Reprenons le cas d’une ruche. En présence de nourriture abondante, on s’attend à ce que le métabolisme de la ruche (énergie totale qu’elle dissipe par unité de temps) soit proportionnel au nombre d’abeilles, c’est-à-dire à la masse totale des abeilles. En l’absence de nourriture, les abeilles limitent leurs pertes thermiques en formant un essaim sphérique. Si le métabolisme de l’essaim se limite à compenser ces pertes, il est alors proportionnel à la puissance 2/3 de sa masse. Ce sont clairement deux cas extrêmes. L’exposant 3/4 apparait comme un cas intermédiaire pour lequel la nourriture est suffisante à la survie, sans pour autant être abondante.

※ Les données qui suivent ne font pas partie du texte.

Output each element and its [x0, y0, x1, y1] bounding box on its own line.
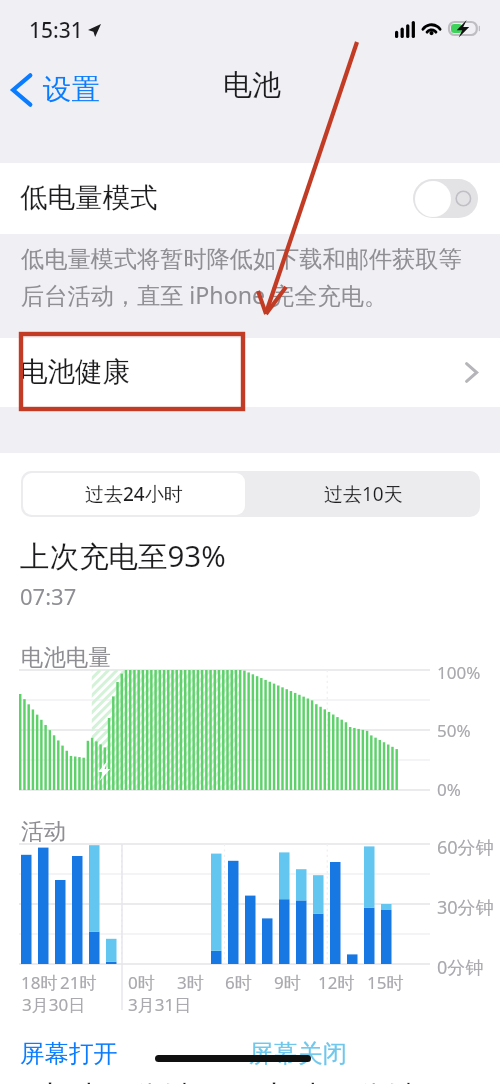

On peut définir l’efficacité métabolique de la ruche comme étant son métabolisme par unité de masse (ou par abeille). L’exposant 3/4 implique qu’il décroit comme la puissance -1/4 de la masse totale des abeilles. Cela a des implications pour la croissance d’une ruche. Au fur et à mesure que le nombre d’abeilles croit, l’efficacité métabolique de la ruche décroit. Chacun sait que les abeilles produisent plus de miel que ce dont elles ont besoin, à notre grand bénéfice. L’excédent de miel est là pour compenser un manque éventuel de nourriture. Mais lorsque le nombre d’abeilles augmentent, celles-ci ont de plus en plus de mal à maintenir un stock suffisant de nourriture. La croissance de la ruche s’arrête. Sa population atteint l’homéostasie.
La question se pose alors de savoir ce qui détermine l’arrêt de la croissance. Les abeilles ayant tendance à former des essaims trop petits ou trop gros vont, suivant le cas, moins bien se reproduire ou survivre moins longtemps que celles qui forment des essaims de taille optimale. La sélection naturelle va donc les éliminer. Au lieu de fluctuer avec une amplitude inversement proportionnelle à sa fréquence, comme le voudrait le processus de criticalité auto-organisée, la taille des essaims d’abeilles devient régulée. Elle se contente de fluctuer autour d’une taille optimale. Cette taille optimale, est devenue une caractéristique génétique des abeilles.
Le lecteur aura compris que tout ceci peut s’appliquer aux populations humaines. L’histoire et l’archéologie montrent que les populations humaines ont tendance à croître exponentiellement puis à s’effondrer dès que les ressources viennent à manquer. La découverte et l’extraction des énergies fossiles, notamment le pétrole, à provoqué une véritable explosion de la population humaine à l’échelle du globe et chacun s’inquiète, à juste titre, des effets de notre utilisation incontrôlée de ces ressources. Peu à peu une prise de conscience se fait jour de la nécessité de réguler notre utilisation de l’énergie. Tandis que la taille des essaims d’abeilles est devenue une caractéristique génétique de ces insectes, la taille des populations humaines deviendra-t-elle à son tour une caractéristique culturelle de l’homme?
(1) C’est pourquoi celles-ci font partie des causes possibles d’effondrement de l’humanité.
(2) Voir Thermodynamique de l’évolution, p. 68.
(3) West, G.B., Brown, J.H. & Enquist, B.J. (1997) A general model for the origin of allometric scaling laws in biology. Science 276, 122–126.